IHSG Naik 0,75% Terbaik di Asia, Ditopang Saham Sektor Keuangan

Sektor keuangan naik 1,37%, tertinggi di antara 10 indeks sektoral bursa.
Image title
Oleh Muchammad Egi Fadliansyah
30 Juli 2020, 17:18
ihsg hari ini, ihsg, bursa saham asia,
ANTARA FOTO/Indrianto Eko Suwarso/wsj.
Karyawan mengambil gambar layar pergerakan harga saham di gedung Bursa Efek Indonesia, Jakarta. IHSG naik 0,75% pada penutupan Kamis (30/7), terbaik di antara bursa saham utama Asia.

Indeks harga saham gabungan atau IHSG pada sesi perdagangan akhir pekan ini, Kamis (30/7) naik 0,75% ke level 5.149,62 setelah pada dua hari sebelumnya berturut-turut terkoreksi tipis masing-masing sebesar 0,07% dan 0,04%. Total selama sepekan ini indeks naik 0,64%.

Kinerja IHSG hari ini bergerak menghijau sendirian, jika dibandingkan dengan pergerakan bursa lainnya di Asia. Indeks Straits Times Singapura pada sore hari ini ambles 1,83%, Nikkei 225 Jepang terperosok 0,26%, Hang Seng Index Hong Kong turun 0,69% dan Shanghai Composite Index Tiongkok turun 0,23%.

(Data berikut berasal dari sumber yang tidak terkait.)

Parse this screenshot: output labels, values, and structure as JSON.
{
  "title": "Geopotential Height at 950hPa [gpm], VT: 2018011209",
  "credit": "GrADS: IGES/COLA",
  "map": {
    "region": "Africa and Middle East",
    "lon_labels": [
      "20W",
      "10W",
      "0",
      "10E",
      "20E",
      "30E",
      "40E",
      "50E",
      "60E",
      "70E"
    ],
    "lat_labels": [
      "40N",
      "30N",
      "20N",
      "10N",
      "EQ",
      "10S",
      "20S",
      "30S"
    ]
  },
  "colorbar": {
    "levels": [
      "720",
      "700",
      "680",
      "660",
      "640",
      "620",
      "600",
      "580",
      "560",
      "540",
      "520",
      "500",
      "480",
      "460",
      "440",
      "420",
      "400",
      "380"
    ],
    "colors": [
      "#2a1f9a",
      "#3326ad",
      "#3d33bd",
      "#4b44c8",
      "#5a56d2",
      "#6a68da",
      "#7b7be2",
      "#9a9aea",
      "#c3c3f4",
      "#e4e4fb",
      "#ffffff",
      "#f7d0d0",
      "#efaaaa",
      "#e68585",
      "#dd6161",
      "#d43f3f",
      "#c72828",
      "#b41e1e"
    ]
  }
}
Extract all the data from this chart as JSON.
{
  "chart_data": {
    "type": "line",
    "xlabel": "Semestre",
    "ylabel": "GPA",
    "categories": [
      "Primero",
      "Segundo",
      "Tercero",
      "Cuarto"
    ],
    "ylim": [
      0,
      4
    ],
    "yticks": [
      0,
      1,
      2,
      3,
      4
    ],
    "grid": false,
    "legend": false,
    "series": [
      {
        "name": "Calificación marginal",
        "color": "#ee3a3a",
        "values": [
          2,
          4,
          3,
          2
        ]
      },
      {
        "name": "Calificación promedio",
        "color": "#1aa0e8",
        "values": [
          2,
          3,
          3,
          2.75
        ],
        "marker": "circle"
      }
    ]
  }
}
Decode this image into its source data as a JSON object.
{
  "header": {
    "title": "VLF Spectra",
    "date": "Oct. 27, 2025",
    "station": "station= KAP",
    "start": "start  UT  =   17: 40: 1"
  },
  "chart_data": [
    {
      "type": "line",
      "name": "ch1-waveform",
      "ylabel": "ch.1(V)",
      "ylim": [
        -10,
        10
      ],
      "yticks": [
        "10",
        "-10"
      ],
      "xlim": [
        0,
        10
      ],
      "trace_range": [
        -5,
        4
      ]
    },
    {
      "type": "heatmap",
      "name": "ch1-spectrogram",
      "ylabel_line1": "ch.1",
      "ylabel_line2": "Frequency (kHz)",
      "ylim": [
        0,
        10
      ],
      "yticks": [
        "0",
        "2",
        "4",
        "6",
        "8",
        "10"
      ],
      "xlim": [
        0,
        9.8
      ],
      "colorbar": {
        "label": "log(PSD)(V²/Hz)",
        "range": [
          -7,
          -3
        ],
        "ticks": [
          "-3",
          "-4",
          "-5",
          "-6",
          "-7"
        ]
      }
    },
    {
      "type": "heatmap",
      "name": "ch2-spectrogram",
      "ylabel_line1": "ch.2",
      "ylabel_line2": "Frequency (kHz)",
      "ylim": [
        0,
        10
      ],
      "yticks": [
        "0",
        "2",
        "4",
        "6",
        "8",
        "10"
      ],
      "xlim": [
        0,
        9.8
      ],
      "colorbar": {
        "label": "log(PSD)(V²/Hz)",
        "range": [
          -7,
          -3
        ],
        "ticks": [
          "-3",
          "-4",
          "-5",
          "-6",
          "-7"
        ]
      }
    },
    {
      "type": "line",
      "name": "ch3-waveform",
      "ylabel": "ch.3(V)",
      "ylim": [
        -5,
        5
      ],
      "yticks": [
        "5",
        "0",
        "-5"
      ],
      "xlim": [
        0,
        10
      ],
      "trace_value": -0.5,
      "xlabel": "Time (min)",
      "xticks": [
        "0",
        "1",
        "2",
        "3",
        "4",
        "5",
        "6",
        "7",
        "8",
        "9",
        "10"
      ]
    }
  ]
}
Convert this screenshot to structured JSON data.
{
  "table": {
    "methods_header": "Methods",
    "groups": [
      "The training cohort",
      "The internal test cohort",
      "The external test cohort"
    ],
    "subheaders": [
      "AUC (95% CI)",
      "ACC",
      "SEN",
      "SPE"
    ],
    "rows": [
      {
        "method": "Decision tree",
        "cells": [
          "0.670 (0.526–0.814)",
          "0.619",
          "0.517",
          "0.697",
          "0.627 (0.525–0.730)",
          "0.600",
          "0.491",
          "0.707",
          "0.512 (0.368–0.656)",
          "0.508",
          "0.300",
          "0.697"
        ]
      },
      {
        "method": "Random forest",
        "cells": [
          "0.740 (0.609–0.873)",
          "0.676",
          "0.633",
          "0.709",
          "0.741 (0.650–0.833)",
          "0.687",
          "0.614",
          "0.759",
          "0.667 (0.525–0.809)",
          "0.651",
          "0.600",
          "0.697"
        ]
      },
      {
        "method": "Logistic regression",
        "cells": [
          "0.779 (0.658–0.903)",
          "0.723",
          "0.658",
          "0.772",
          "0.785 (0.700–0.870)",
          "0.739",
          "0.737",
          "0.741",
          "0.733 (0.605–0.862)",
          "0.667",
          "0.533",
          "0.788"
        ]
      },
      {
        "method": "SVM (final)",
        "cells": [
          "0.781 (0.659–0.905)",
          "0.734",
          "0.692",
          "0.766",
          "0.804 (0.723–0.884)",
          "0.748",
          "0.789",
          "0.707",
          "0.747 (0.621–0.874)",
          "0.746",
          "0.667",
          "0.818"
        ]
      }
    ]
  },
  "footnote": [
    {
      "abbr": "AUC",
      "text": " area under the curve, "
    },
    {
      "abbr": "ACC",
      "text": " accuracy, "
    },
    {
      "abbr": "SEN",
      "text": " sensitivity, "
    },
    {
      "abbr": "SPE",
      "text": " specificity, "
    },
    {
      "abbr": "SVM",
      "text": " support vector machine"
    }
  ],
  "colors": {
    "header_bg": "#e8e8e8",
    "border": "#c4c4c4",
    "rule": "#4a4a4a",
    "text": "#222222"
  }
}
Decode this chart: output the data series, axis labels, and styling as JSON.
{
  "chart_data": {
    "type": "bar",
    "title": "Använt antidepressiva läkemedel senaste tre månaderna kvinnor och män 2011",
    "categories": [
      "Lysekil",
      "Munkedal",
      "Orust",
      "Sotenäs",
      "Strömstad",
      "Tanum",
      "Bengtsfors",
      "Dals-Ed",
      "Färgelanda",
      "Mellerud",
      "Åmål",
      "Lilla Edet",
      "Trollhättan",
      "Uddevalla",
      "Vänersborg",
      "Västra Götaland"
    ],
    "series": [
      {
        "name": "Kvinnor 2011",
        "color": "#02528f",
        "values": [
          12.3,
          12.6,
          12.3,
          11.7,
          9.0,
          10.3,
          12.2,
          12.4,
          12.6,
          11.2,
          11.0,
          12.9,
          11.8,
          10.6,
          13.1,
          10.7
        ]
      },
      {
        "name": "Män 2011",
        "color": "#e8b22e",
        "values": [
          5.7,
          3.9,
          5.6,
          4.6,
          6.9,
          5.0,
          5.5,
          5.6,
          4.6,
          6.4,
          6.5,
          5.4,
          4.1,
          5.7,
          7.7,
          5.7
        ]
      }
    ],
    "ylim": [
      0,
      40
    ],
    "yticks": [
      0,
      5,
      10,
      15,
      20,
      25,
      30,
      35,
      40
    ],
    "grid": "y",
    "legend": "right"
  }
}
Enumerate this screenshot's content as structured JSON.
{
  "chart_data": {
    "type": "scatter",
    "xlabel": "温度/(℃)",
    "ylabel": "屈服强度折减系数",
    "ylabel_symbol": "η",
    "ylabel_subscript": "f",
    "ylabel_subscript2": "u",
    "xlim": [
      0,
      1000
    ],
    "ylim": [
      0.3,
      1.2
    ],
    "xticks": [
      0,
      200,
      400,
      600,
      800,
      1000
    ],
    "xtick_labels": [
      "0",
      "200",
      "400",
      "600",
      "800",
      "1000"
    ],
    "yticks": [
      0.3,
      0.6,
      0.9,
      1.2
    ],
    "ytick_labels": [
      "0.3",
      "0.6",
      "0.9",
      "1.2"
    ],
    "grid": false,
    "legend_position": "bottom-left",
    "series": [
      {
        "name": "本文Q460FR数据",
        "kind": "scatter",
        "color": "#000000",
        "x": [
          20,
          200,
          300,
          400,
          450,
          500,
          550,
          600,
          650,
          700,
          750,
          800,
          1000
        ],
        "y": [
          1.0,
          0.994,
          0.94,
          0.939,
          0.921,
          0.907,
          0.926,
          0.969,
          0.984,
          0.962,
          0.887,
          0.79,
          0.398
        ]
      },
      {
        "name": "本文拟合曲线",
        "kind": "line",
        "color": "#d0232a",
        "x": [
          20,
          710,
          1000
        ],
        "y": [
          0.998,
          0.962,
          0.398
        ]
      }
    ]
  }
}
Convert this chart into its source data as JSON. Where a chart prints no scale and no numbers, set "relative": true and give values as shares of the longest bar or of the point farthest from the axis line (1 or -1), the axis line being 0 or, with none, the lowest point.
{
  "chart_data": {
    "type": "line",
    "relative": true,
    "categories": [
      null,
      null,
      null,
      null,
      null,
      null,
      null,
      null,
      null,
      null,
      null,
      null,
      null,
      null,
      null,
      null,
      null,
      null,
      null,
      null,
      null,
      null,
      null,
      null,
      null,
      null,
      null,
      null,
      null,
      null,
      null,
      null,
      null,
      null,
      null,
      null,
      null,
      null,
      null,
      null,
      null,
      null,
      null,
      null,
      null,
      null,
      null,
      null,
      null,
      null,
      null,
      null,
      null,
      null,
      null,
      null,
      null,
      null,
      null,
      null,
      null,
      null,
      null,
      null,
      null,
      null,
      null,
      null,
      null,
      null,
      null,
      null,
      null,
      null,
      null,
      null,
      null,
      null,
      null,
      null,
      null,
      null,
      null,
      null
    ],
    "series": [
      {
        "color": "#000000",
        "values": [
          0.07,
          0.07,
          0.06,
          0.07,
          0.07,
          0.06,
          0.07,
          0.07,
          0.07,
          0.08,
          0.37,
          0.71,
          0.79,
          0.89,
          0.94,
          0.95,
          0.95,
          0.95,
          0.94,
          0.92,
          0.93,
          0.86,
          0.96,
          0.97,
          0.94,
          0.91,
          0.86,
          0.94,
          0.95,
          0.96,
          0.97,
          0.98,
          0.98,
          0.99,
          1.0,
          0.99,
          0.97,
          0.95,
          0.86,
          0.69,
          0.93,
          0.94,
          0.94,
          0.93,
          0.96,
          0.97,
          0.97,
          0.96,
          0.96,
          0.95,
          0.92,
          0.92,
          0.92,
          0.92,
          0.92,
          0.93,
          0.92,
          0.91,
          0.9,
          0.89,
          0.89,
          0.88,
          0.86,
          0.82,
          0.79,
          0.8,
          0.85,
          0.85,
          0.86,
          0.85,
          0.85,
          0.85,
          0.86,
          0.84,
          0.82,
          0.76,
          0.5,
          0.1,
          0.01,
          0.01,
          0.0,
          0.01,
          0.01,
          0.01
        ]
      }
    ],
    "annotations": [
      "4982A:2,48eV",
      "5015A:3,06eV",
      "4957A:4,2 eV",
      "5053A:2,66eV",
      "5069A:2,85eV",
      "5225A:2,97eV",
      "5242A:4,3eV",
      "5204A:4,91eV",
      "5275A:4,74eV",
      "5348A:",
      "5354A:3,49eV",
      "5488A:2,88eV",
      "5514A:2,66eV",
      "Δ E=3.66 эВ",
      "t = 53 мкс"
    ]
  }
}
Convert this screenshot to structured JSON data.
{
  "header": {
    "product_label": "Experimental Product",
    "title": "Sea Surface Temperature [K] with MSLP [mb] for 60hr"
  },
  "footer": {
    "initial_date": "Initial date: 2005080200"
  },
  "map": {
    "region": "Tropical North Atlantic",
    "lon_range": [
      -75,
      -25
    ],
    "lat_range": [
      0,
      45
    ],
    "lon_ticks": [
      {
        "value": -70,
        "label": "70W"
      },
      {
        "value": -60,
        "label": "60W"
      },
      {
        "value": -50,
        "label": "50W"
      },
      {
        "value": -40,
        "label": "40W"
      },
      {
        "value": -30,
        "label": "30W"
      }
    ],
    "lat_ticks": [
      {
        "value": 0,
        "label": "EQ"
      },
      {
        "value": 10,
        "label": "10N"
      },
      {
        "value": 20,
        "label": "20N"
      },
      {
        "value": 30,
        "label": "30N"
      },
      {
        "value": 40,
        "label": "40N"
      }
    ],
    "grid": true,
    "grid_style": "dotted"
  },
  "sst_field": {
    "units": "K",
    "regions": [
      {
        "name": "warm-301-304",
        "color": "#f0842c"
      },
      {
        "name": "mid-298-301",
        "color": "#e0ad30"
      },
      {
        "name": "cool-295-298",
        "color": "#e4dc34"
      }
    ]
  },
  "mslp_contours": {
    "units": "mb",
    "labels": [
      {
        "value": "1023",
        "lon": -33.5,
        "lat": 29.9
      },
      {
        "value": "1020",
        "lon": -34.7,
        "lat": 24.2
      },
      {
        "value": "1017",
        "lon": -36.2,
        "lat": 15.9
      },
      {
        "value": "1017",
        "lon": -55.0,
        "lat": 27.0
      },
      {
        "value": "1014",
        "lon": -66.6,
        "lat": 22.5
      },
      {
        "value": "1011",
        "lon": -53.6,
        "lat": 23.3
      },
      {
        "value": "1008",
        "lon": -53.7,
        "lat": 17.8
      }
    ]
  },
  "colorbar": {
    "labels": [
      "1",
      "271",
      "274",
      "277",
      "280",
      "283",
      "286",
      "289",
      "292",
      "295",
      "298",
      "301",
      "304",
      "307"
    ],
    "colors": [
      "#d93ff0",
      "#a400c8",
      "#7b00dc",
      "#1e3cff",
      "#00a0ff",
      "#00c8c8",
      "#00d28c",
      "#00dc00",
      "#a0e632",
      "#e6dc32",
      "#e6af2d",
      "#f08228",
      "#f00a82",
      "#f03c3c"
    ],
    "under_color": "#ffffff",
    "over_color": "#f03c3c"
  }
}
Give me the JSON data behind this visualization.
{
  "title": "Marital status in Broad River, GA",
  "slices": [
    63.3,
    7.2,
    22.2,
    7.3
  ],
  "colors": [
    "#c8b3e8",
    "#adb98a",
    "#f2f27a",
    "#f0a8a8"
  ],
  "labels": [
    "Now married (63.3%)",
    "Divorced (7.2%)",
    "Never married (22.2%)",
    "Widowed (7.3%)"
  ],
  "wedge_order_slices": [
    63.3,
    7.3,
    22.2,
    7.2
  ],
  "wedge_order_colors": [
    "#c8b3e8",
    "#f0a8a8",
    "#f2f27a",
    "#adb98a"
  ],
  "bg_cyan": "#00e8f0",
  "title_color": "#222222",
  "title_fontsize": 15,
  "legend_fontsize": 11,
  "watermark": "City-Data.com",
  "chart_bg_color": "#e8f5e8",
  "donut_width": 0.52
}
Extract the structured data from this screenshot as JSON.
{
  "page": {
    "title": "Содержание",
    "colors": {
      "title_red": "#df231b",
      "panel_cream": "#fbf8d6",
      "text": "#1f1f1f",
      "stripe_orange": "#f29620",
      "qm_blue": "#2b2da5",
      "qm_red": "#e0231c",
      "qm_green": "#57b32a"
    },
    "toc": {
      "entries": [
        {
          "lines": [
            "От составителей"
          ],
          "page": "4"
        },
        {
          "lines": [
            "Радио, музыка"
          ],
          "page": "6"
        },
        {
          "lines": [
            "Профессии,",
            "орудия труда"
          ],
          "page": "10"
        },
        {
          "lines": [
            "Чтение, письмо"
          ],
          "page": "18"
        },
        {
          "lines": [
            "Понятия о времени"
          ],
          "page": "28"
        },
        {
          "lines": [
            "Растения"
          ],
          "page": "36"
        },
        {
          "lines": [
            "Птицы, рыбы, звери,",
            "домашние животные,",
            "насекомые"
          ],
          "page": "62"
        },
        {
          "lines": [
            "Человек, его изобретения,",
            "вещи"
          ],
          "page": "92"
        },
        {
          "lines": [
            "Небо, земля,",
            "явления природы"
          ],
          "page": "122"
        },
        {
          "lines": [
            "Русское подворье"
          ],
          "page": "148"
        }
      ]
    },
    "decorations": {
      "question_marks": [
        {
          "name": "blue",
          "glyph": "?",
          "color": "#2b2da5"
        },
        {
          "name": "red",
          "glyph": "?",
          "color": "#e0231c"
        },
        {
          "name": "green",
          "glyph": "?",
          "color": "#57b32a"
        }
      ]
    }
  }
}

Sedangkan tiga indekssaham utama Wall Street pada malam kemarin ditutup di zona hijau. Dow Jones Index naik 0,61%, S&P 500 meroket 1,25%, dan Nasdaq Composite melonjak 1,35%.

Dari sisi pasar modal, tercatat total 10,39 miliar unit saham diperdagangkan pada hari ini dengan nilai transaksi mencapai Rp 9,4 triliun. Total saham yang ditutup di zona merah sebanyak 262 saham, 165 saham ditutup menguat, dan 156 saham ditutup stagnan.

Adapun pendorong laju IHSG pada hari ini berasal dari sektor finance atau keuangan, yang ditutup naik 1,37%. Saham berkapitalisasi besar yang naik di sektor ini di antaranya Bank Central Asia Tbk (BBCA) sebesar 1,71% menjadi Rp 31,200 per saham. Lalu, saham Bank Mandiri Tbk (BMRI) juga naik 1,75% di Rp 5,800 per saham.

Selain itu, sektor aneka industri juga ditutup meningkat sebesar 0,94%. Saham Astra Internasional Tbk (ASII) meroket 1,48% menjadi Rp 5,150 per saham. Kemudian, saham Cardig Aero Services Tbk (CASS) meningkat 1,85% ke level Rp 220 per saham.

Nilai kapitalisasi pasar IHSG hari ini mencapai Rp 5.987,4 triliun. Sedangkan aksi beli besih investor asing (net foreign buy) di seluruh pasar tercatat sebesar Rp 49,51 miliar.

Adapun dua saham yang dibeli asing terbanyak pada perdagangan hari ini, yaitu Bank Central Asia Tbk (BBCA) dan Unilever Indonesia Tbk (UNVR) dengan nilai beli bersih masing-masing sebesar Rp 160,4 miliar dan Rp 104,5 miliar.

Analis Binaartha Sekuritas, M Nafan Aji Gusta Utama, mengungkapkan bahwa penguatan IHSG pada sesi penutupan perdagangan akhir pekan ini lantaran pasar mengapresiasi langkah bank sentral Amerika Serikat (AS) yang mempertahankan suku bunga acuannya.

“The Fed mempertahankan suku bunga acuannya sebesar 0,25% guna melindungi perekonomian AS dari keterpurukan,” katanya kepada Katadata.co.id, sore ini.

Adapun sentimen positif lainnya, kata Nafan, pelaku pasar pun mengapresiasi kemajuan penelitian vaksin Covid-19. “Uji coba klinis vaksin diberbagai negara progresnnya dianggap positif,” ujarnya.